Delhi HC Refuses To Set Aside The Cut-Offs Set By St Stephen's College for Quota Seats [Read Judgment]

Delhi HC Refuses To Set Aside The Cut-Offs Set By St Stephen

Delhi High Court dismissed a PIL that challenged the procedure followed by St Stephens College in conducting admissions for seats reserved for certain categories and setting an unreasonably high cut-off for the same. The court also refused to issue a mandamus to the College, to call candidates, against any quota or course, for participation in the written test and interview, in excess of the number of candidates already called by it.

The present petition was filed by Ms Nandita Narain, who's an Assistant Professor in the respondent College. The petitioner contended that against the quota reserved for various categories of applicant-students, the College, this year, has called for the written test and interview, students far less in number than those who were required to be called. Consequently, the cut-off for admission against these categories of students, was artificially raised, and fewer students were able to apply, resulting in seats remaining unfilled. It was also argued that seats which were essentially meant to be reserved for special categories, such as Christian and Non-Christian persons with disabilities (PwD), Scheduled Tribes, etc., were diverted to the General Category Christians (COTH). This, the petitioner submitted, was a flagrant violation of the Admission Guidelines that the College is expected to abide by.

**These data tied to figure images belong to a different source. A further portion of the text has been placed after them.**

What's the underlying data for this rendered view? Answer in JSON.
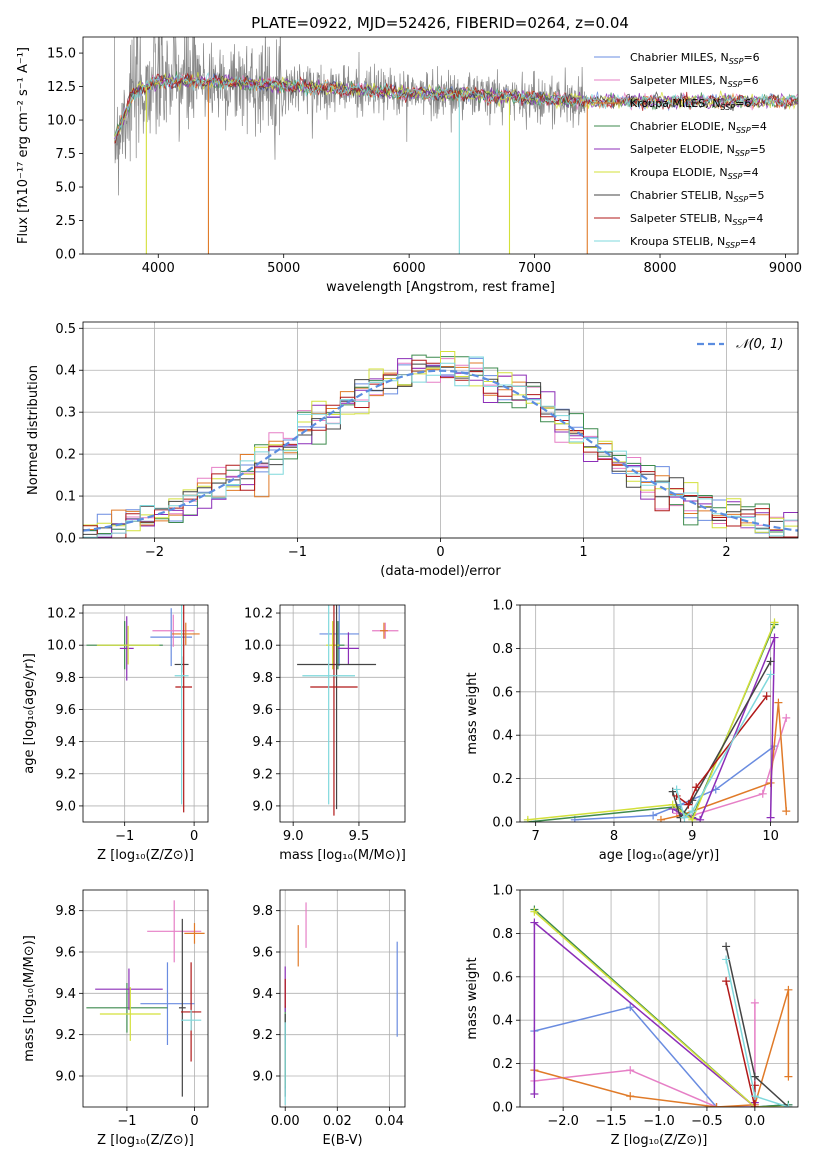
{
  "title": "PLATE=0922, MJD=52426, FIBERID=0264, z=0.04",
  "colors": {
    "Chabrier MILES": "#6a8ce0",
    "Salpeter MILES": "#e67fc6",
    "Kroupa MILES": "#e07a28",
    "Chabrier ELODIE": "#3d8a4e",
    "Salpeter ELODIE": "#8c2eb8",
    "Kroupa ELODIE": "#d3e03a",
    "Chabrier STELIB": "#444444",
    "Salpeter STELIB": "#b01818",
    "Kroupa STELIB": "#7fd8dc",
    "data": "#888888",
    "normal": "#5b8de0",
    "grid": "#b0b0b0"
  },
  "chart_data": [
    {
      "id": "spectrum",
      "type": "line",
      "title": "PLATE=0922, MJD=52426, FIBERID=0264, z=0.04",
      "xlabel": "wavelength [Angstrom, rest frame]",
      "ylabel": "Flux [fλ10⁻¹⁷ erg cm⁻² s⁻¹ A⁻¹]",
      "xlim": [
        3400,
        9100
      ],
      "ylim": [
        0,
        16.2
      ],
      "xticks": [
        4000,
        5000,
        6000,
        7000,
        8000,
        9000
      ],
      "yticks": [
        0.0,
        2.5,
        5.0,
        7.5,
        10.0,
        12.5,
        15.0
      ],
      "ytick_labels": [
        "0.0",
        "2.5",
        "5.0",
        "7.5",
        "10.0",
        "12.5",
        "15.0"
      ],
      "legend_position": "top-right",
      "legend": [
        {
          "name": "Chabrier MILES, N",
          "sub": "SSP",
          "tail": "=6"
        },
        {
          "name": "Salpeter MILES, N",
          "sub": "SSP",
          "tail": "=6"
        },
        {
          "name": "Kroupa MILES, N",
          "sub": "SSP",
          "tail": "=6"
        },
        {
          "name": "Chabrier ELODIE, N",
          "sub": "SSP",
          "tail": "=4"
        },
        {
          "name": "Salpeter ELODIE, N",
          "sub": "SSP",
          "tail": "=5"
        },
        {
          "name": "Kroupa ELODIE, N",
          "sub": "SSP",
          "tail": "=4"
        },
        {
          "name": "Chabrier STELIB, N",
          "sub": "SSP",
          "tail": "=5"
        },
        {
          "name": "Salpeter STELIB, N",
          "sub": "SSP",
          "tail": "=4"
        },
        {
          "name": "Kroupa STELIB, N",
          "sub": "SSP",
          "tail": "=4"
        }
      ],
      "continuum": {
        "x": [
          3650,
          3800,
          4000,
          4300,
          4600,
          5000,
          5500,
          6000,
          6500,
          7000,
          7400
        ],
        "y": [
          8.5,
          12.0,
          12.9,
          12.9,
          12.8,
          12.6,
          12.3,
          12.0,
          11.9,
          11.6,
          11.4
        ]
      },
      "data_extent": [
        3650,
        7400
      ],
      "model_extent": [
        3650,
        9100
      ],
      "drop_lines": [
        {
          "x": 3905,
          "series": "Kroupa ELODIE"
        },
        {
          "x": 4400,
          "series": "Kroupa MILES"
        },
        {
          "x": 6400,
          "series": "Kroupa STELIB"
        },
        {
          "x": 6800,
          "series": "Kroupa ELODIE"
        },
        {
          "x": 7420,
          "series": "Kroupa MILES"
        }
      ]
    },
    {
      "id": "residuals",
      "type": "histogram",
      "xlabel": "(data-model)/error",
      "ylabel": "Normed distribution",
      "xlim": [
        -2.5,
        2.5
      ],
      "ylim": [
        0,
        0.515
      ],
      "xticks": [
        -2,
        -1,
        0,
        1,
        2
      ],
      "xtick_labels": [
        "−2",
        "−1",
        "0",
        "1",
        "2"
      ],
      "yticks": [
        0.0,
        0.1,
        0.2,
        0.3,
        0.4,
        0.5
      ],
      "ytick_labels": [
        "0.0",
        "0.1",
        "0.2",
        "0.3",
        "0.4",
        "0.5"
      ],
      "bin_width": 0.1,
      "legend": "𝒩(0, 1)",
      "legend_position": "top-right"
    },
    {
      "id": "age_vs_Z",
      "type": "errorbar",
      "xlabel": "Z [log₁₀(Z/Z⊙)]",
      "ylabel": "age  [log₁₀(age/yr)]",
      "xlim": [
        -1.6,
        0.2
      ],
      "ylim": [
        8.9,
        10.25
      ],
      "xticks": [
        -1,
        0
      ],
      "xtick_labels": [
        "−1",
        "0"
      ],
      "yticks": [
        9.0,
        9.2,
        9.4,
        9.6,
        9.8,
        10.0,
        10.2
      ],
      "ytick_labels": [
        "9.0",
        "9.2",
        "9.4",
        "9.6",
        "9.8",
        "10.0",
        "10.2"
      ],
      "points": [
        {
          "series": "Chabrier MILES",
          "x": -0.33,
          "y": 10.05,
          "xerr": 0.3,
          "yerr": 0.18
        },
        {
          "series": "Salpeter MILES",
          "x": -0.3,
          "y": 10.09,
          "xerr": 0.3,
          "yerr": 0.1
        },
        {
          "series": "Kroupa MILES",
          "x": -0.12,
          "y": 10.07,
          "xerr": 0.2,
          "yerr": 0.07
        },
        {
          "series": "Chabrier ELODIE",
          "x": -1.0,
          "y": 10.0,
          "xerr": 0.55,
          "yerr": 0.15
        },
        {
          "series": "Salpeter ELODIE",
          "x": -0.97,
          "y": 9.98,
          "xerr": 0.1,
          "yerr": 0.2
        },
        {
          "series": "Kroupa ELODIE",
          "x": -0.95,
          "y": 10.0,
          "xerr": 0.45,
          "yerr": 0.12
        },
        {
          "series": "Chabrier STELIB",
          "x": -0.18,
          "y": 9.88,
          "xerr": 0.1,
          "yerr": 0.05
        },
        {
          "series": "Salpeter STELIB",
          "x": -0.15,
          "y": 9.74,
          "xerr": 0.12,
          "yerr": 0.78
        },
        {
          "series": "Kroupa STELIB",
          "x": -0.18,
          "y": 9.81,
          "xerr": 0.1,
          "yerr": 0.8
        }
      ]
    },
    {
      "id": "age_vs_mass",
      "type": "errorbar",
      "xlabel": "mass [log₁₀(M/M⊙)]",
      "ylabel": "",
      "xlim": [
        8.9,
        9.85
      ],
      "ylim": [
        8.9,
        10.25
      ],
      "xticks": [
        9.0,
        9.5
      ],
      "xtick_labels": [
        "9.0",
        "9.5"
      ],
      "yticks": [
        9.0,
        9.2,
        9.4,
        9.6,
        9.8,
        10.0,
        10.2
      ],
      "ytick_labels": [
        "9.0",
        "9.2",
        "9.4",
        "9.6",
        "9.8",
        "10.0",
        "10.2"
      ],
      "points": [
        {
          "series": "Chabrier MILES",
          "x": 9.35,
          "y": 10.07,
          "xerr": 0.15,
          "yerr": 0.2
        },
        {
          "series": "Salpeter MILES",
          "x": 9.7,
          "y": 10.09,
          "xerr": 0.1,
          "yerr": 0.05
        },
        {
          "series": "Kroupa MILES",
          "x": 9.69,
          "y": 10.09,
          "xerr": 0.03,
          "yerr": 0.05
        },
        {
          "series": "Chabrier ELODIE",
          "x": 9.34,
          "y": 10.0,
          "xerr": 0.05,
          "yerr": 0.15
        },
        {
          "series": "Salpeter ELODIE",
          "x": 9.42,
          "y": 9.98,
          "xerr": 0.08,
          "yerr": 0.1
        },
        {
          "series": "Kroupa ELODIE",
          "x": 9.3,
          "y": 10.0,
          "xerr": 0.05,
          "yerr": 0.15
        },
        {
          "series": "Chabrier STELIB",
          "x": 9.33,
          "y": 9.88,
          "xerr": 0.3,
          "yerr": 0.9
        },
        {
          "series": "Salpeter STELIB",
          "x": 9.31,
          "y": 9.74,
          "xerr": 0.18,
          "yerr": 0.8
        },
        {
          "series": "Kroupa STELIB",
          "x": 9.27,
          "y": 9.81,
          "xerr": 0.2,
          "yerr": 0.8
        }
      ]
    },
    {
      "id": "weight_vs_age",
      "type": "line",
      "xlabel": "age  [log₁₀(age/yr)]",
      "ylabel": "mass weight",
      "xlim": [
        6.8,
        10.35
      ],
      "ylim": [
        0,
        1.0
      ],
      "xticks": [
        7,
        8,
        9,
        10
      ],
      "xtick_labels": [
        "7",
        "8",
        "9",
        "10"
      ],
      "yticks": [
        0.0,
        0.2,
        0.4,
        0.6,
        0.8,
        1.0
      ],
      "ytick_labels": [
        "0.0",
        "0.2",
        "0.4",
        "0.6",
        "0.8",
        "1.0"
      ],
      "series": [
        {
          "name": "Chabrier MILES",
          "x": [
            7.5,
            8.5,
            8.85,
            9.3,
            10.05
          ],
          "y": [
            0.01,
            0.03,
            0.08,
            0.15,
            0.35
          ]
        },
        {
          "name": "Salpeter MILES",
          "x": [
            8.8,
            9.0,
            9.9,
            10.2
          ],
          "y": [
            0.04,
            0.03,
            0.13,
            0.48
          ]
        },
        {
          "name": "Kroupa MILES",
          "x": [
            8.6,
            8.85,
            10.0,
            10.1,
            10.2
          ],
          "y": [
            0.01,
            0.03,
            0.18,
            0.55,
            0.05
          ]
        },
        {
          "name": "Chabrier ELODIE",
          "x": [
            6.9,
            8.8,
            9.0,
            10.05
          ],
          "y": [
            0.0,
            0.07,
            0.02,
            0.91
          ]
        },
        {
          "name": "Salpeter ELODIE",
          "x": [
            8.75,
            8.9,
            9.1,
            10.05,
            10.0
          ],
          "y": [
            0.06,
            0.03,
            0.01,
            0.85,
            0.02
          ]
        },
        {
          "name": "Kroupa ELODIE",
          "x": [
            6.9,
            8.75,
            9.0,
            10.05
          ],
          "y": [
            0.01,
            0.08,
            0.01,
            0.92
          ]
        },
        {
          "name": "Chabrier STELIB",
          "x": [
            8.75,
            8.85,
            9.0,
            10.0
          ],
          "y": [
            0.14,
            0.02,
            0.1,
            0.74
          ]
        },
        {
          "name": "Salpeter STELIB",
          "x": [
            8.8,
            8.95,
            9.05,
            9.95
          ],
          "y": [
            0.12,
            0.08,
            0.16,
            0.58
          ]
        },
        {
          "name": "Kroupa STELIB",
          "x": [
            8.8,
            8.9,
            9.0,
            10.0
          ],
          "y": [
            0.15,
            0.02,
            0.05,
            0.68
          ]
        }
      ]
    },
    {
      "id": "mass_vs_Z",
      "type": "errorbar",
      "xlabel": "Z [log₁₀(Z/Z⊙)]",
      "ylabel": "mass [log₁₀(M/M⊙)]",
      "xlim": [
        -1.65,
        0.2
      ],
      "ylim": [
        8.85,
        9.9
      ],
      "xticks": [
        -1,
        0
      ],
      "xtick_labels": [
        "−1",
        "0"
      ],
      "yticks": [
        9.0,
        9.2,
        9.4,
        9.6,
        9.8
      ],
      "ytick_labels": [
        "9.0",
        "9.2",
        "9.4",
        "9.6",
        "9.8"
      ],
      "points": [
        {
          "series": "Chabrier MILES",
          "x": -0.4,
          "y": 9.35,
          "xerr": 0.4,
          "yerr": 0.2
        },
        {
          "series": "Salpeter MILES",
          "x": -0.3,
          "y": 9.7,
          "xerr": 0.4,
          "yerr": 0.15
        },
        {
          "series": "Kroupa MILES",
          "x": 0.0,
          "y": 9.69,
          "xerr": 0.15,
          "yerr": 0.05
        },
        {
          "series": "Chabrier ELODIE",
          "x": -1.0,
          "y": 9.33,
          "xerr": 0.6,
          "yerr": 0.12
        },
        {
          "series": "Salpeter ELODIE",
          "x": -0.97,
          "y": 9.42,
          "xerr": 0.5,
          "yerr": 0.1
        },
        {
          "series": "Kroupa ELODIE",
          "x": -0.95,
          "y": 9.3,
          "xerr": 0.45,
          "yerr": 0.13
        },
        {
          "series": "Chabrier STELIB",
          "x": -0.18,
          "y": 9.33,
          "xerr": 0.05,
          "yerr": 0.43
        },
        {
          "series": "Salpeter STELIB",
          "x": -0.05,
          "y": 9.31,
          "xerr": 0.15,
          "yerr": 0.24
        },
        {
          "series": "Kroupa STELIB",
          "x": -0.05,
          "y": 9.27,
          "xerr": 0.15,
          "yerr": 0.05
        }
      ]
    },
    {
      "id": "mass_vs_ebv",
      "type": "errorbar",
      "xlabel": "E(B-V)",
      "ylabel": "",
      "xlim": [
        -0.002,
        0.046
      ],
      "ylim": [
        8.85,
        9.9
      ],
      "xticks": [
        0.0,
        0.02,
        0.04
      ],
      "xtick_labels": [
        "0.00",
        "0.02",
        "0.04"
      ],
      "yticks": [
        9.0,
        9.2,
        9.4,
        9.6,
        9.8
      ],
      "ytick_labels": [
        "9.0",
        "9.2",
        "9.4",
        "9.6",
        "9.8"
      ],
      "points": [
        {
          "series": "Chabrier MILES",
          "x": 0.043,
          "y": 9.42,
          "xerr": 0,
          "yerr": 0.23
        },
        {
          "series": "Salpeter MILES",
          "x": 0.008,
          "y": 9.73,
          "xerr": 0,
          "yerr": 0.11
        },
        {
          "series": "Kroupa MILES",
          "x": 0.005,
          "y": 9.63,
          "xerr": 0,
          "yerr": 0.1
        },
        {
          "series": "Chabrier ELODIE",
          "x": 0.0,
          "y": 9.14,
          "xerr": 0,
          "yerr": 0.2
        },
        {
          "series": "Salpeter ELODIE",
          "x": 0.0,
          "y": 9.42,
          "xerr": 0,
          "yerr": 0.11
        },
        {
          "series": "Kroupa ELODIE",
          "x": 0.0,
          "y": 9.05,
          "xerr": 0,
          "yerr": 0.1
        },
        {
          "series": "Chabrier STELIB",
          "x": 0.0,
          "y": 9.1,
          "xerr": 0,
          "yerr": 0.2
        },
        {
          "series": "Salpeter STELIB",
          "x": 0.0,
          "y": 9.4,
          "xerr": 0,
          "yerr": 0.07
        },
        {
          "series": "Kroupa STELIB",
          "x": 0.0,
          "y": 9.06,
          "xerr": 0,
          "yerr": 0.2
        }
      ]
    },
    {
      "id": "weight_vs_Z",
      "type": "line",
      "xlabel": "Z [log₁₀(Z/Z⊙)]",
      "ylabel": "mass weight",
      "xlim": [
        -2.45,
        0.45
      ],
      "ylim": [
        0,
        1.0
      ],
      "xticks": [
        -2.0,
        -1.5,
        -1.0,
        -0.5,
        0.0
      ],
      "xtick_labels": [
        "−2.0",
        "−1.5",
        "−1.0",
        "−0.5",
        "0.0"
      ],
      "yticks": [
        0.0,
        0.2,
        0.4,
        0.6,
        0.8,
        1.0
      ],
      "ytick_labels": [
        "0.0",
        "0.2",
        "0.4",
        "0.6",
        "0.8",
        "1.0"
      ],
      "series": [
        {
          "name": "Chabrier MILES",
          "x": [
            -2.3,
            -1.3,
            -0.4,
            0.0,
            0.35
          ],
          "y": [
            0.35,
            0.46,
            0.0,
            0.0,
            0.01
          ]
        },
        {
          "name": "Salpeter MILES",
          "x": [
            -2.3,
            -1.3,
            -0.4,
            0.0,
            0.0
          ],
          "y": [
            0.12,
            0.17,
            0.0,
            0.0,
            0.48
          ]
        },
        {
          "name": "Kroupa MILES",
          "x": [
            -2.3,
            -1.3,
            -0.4,
            0.0,
            0.35,
            0.35
          ],
          "y": [
            0.17,
            0.05,
            0.0,
            0.01,
            0.54,
            0.14
          ]
        },
        {
          "name": "Chabrier ELODIE",
          "x": [
            -2.3,
            0.0,
            0.35
          ],
          "y": [
            0.91,
            0.0,
            0.01
          ]
        },
        {
          "name": "Salpeter ELODIE",
          "x": [
            -2.3,
            -2.3,
            0.0,
            0.0
          ],
          "y": [
            0.06,
            0.85,
            0.0,
            0.02
          ]
        },
        {
          "name": "Kroupa ELODIE",
          "x": [
            -2.3,
            0.0,
            0.35
          ],
          "y": [
            0.9,
            0.0,
            0.0
          ]
        },
        {
          "name": "Chabrier STELIB",
          "x": [
            -0.3,
            0.0,
            0.35
          ],
          "y": [
            0.74,
            0.14,
            0.0
          ]
        },
        {
          "name": "Salpeter STELIB",
          "x": [
            -0.3,
            0.0,
            0.0
          ],
          "y": [
            0.58,
            0.0,
            0.1
          ]
        },
        {
          "name": "Kroupa STELIB",
          "x": [
            -0.3,
            0.0,
            0.35
          ],
          "y": [
            0.68,
            0.05,
            0.0
          ]
        }
      ]
    }
  ]
}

The College, on the other hand, contended that there was no illegality in the admission procedure which was followed. The cut-off is set by a 'cut-off generating software' and not arbitrarily. It was also argued that the Admission Guidelines also permitted the College to, in cases where the number of candidates, in specified "reserved categories", for any particular course, were found to be less than the requisite number, fill in the balance from the COTH quota candidates. Despite the fact that the Admission Guidelines give discretionary power to the Principal for setting the cut-off, cut-offs for the impugned courses were decided, not by the Principal acting individually, but by a committee comprising the Principal, the Heads of the concerned Departments, the Tutor for Admissions and the Associate Tutor for Admissions, who were all senior faculty members.

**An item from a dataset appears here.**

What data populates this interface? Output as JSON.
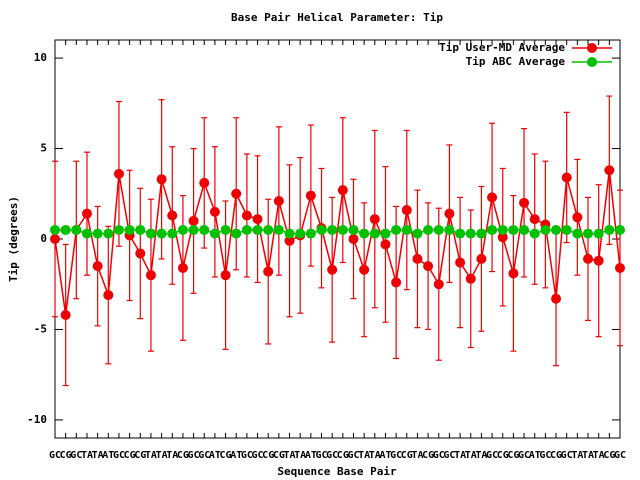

The Division Bench of Justice DN Patel and Justice Shanker were satisfied with the submissions made by the College. They held that fixation of cut-offs, for admission of students to educational institution, unless governed and not merely guided by some

binding statutory or quasi-statutory directive, is essentially a matter for the institution to decide. Since, there's no law mandating fixation of cut-offs in any particular manner, the courts have to be cautious in making any intervention. Such an intervention can only be made when exercise of fixing cut-offs violates the law, or suffers from arbitrariness or caprice, or entrenches on the right of the citizen to education.

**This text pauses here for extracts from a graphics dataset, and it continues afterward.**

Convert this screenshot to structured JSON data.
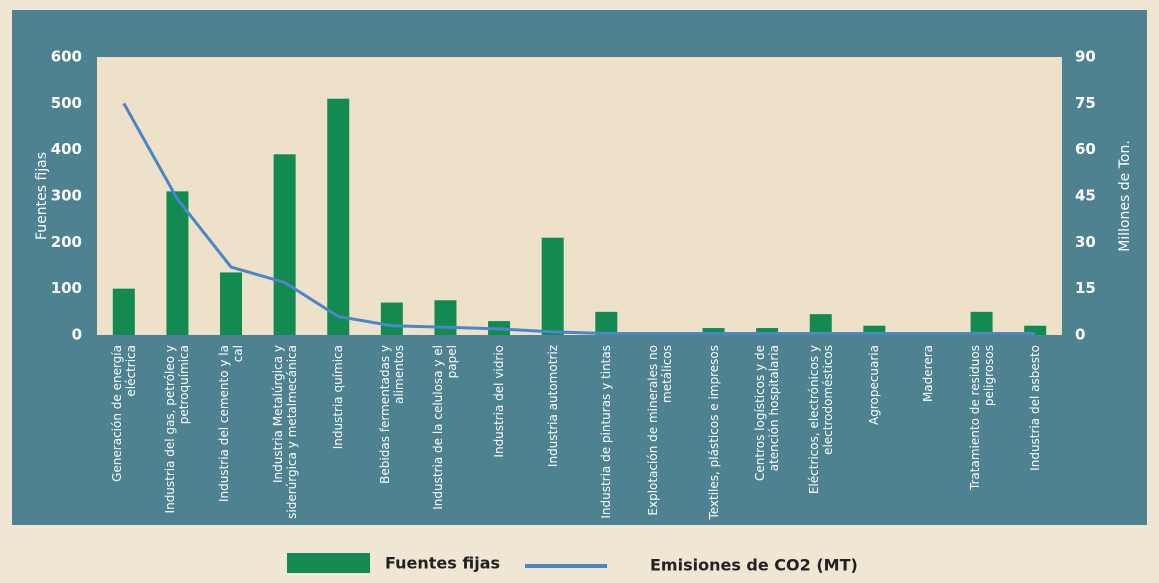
{
  "chart_data": {
    "type": "combo",
    "categories": [
      "Generación de energía eléctrica",
      "Industria del gas, petróleo y petroquímica",
      "Industria del cemento y la cal",
      "Industria Metalúrgica y siderúrgica y metalmecánica",
      "Industria química",
      "Bebidas fermentadas y alimentos",
      "Industria de la celulosa y el papel",
      "Industria del vidrio",
      "Industria automotriz",
      "Industria de pinturas y tintas",
      "Explotación de minerales no metálicos",
      "Textiles, plásticos e impresos",
      "Centros logísticos y de atención hospitalaria",
      "Eléctricos, electrónicos y electrodomésticos",
      "Agropecuaria",
      "Maderera",
      "Tratamiento de residuos peligrosos",
      "Industria del asbesto"
    ],
    "series": [
      {
        "name": "Fuentes fijas",
        "type": "bar",
        "axis": "y",
        "color": "#138a52",
        "values": [
          100,
          310,
          135,
          390,
          510,
          70,
          75,
          30,
          210,
          50,
          0,
          15,
          15,
          45,
          20,
          0,
          50,
          20
        ]
      },
      {
        "name": "Emisiones de CO2 (MT)",
        "type": "line",
        "axis": "y2",
        "color": "#4a86c8",
        "values": [
          75,
          44,
          22,
          17,
          6,
          3,
          2.5,
          2,
          1,
          0.5,
          0.5,
          0.5,
          0.5,
          0.5,
          0.5,
          0.5,
          0.5,
          0.5
        ]
      }
    ],
    "ylabel": "Fuentes fijas",
    "y2label": "Millones de Ton.",
    "ylim": [
      0,
      600
    ],
    "yticks": [
      0,
      100,
      200,
      300,
      400,
      500,
      600
    ],
    "y2lim": [
      0,
      90
    ],
    "y2ticks": [
      0,
      15,
      30,
      45,
      60,
      75,
      90
    ]
  }
}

The court also reiterated the jurisprudence laid down in Associated Provincial Picture Houses, Ltd. v. Wednesbury Corporation, (1947) 2 ALL ER 680 which states that where an academic institution admit students according to an Admission Policy framed by the institution itself, the manner in which the Policy is to be worked is also, essentially, a matter for the institution to determine

and decide for itself. So long as the actions of the institution are not found to be coloured by patent arbitrariness or mala fides, and are not clearly violative of any binding statutory or other prescription, or proscription, interference, by a writ court, is not warranted.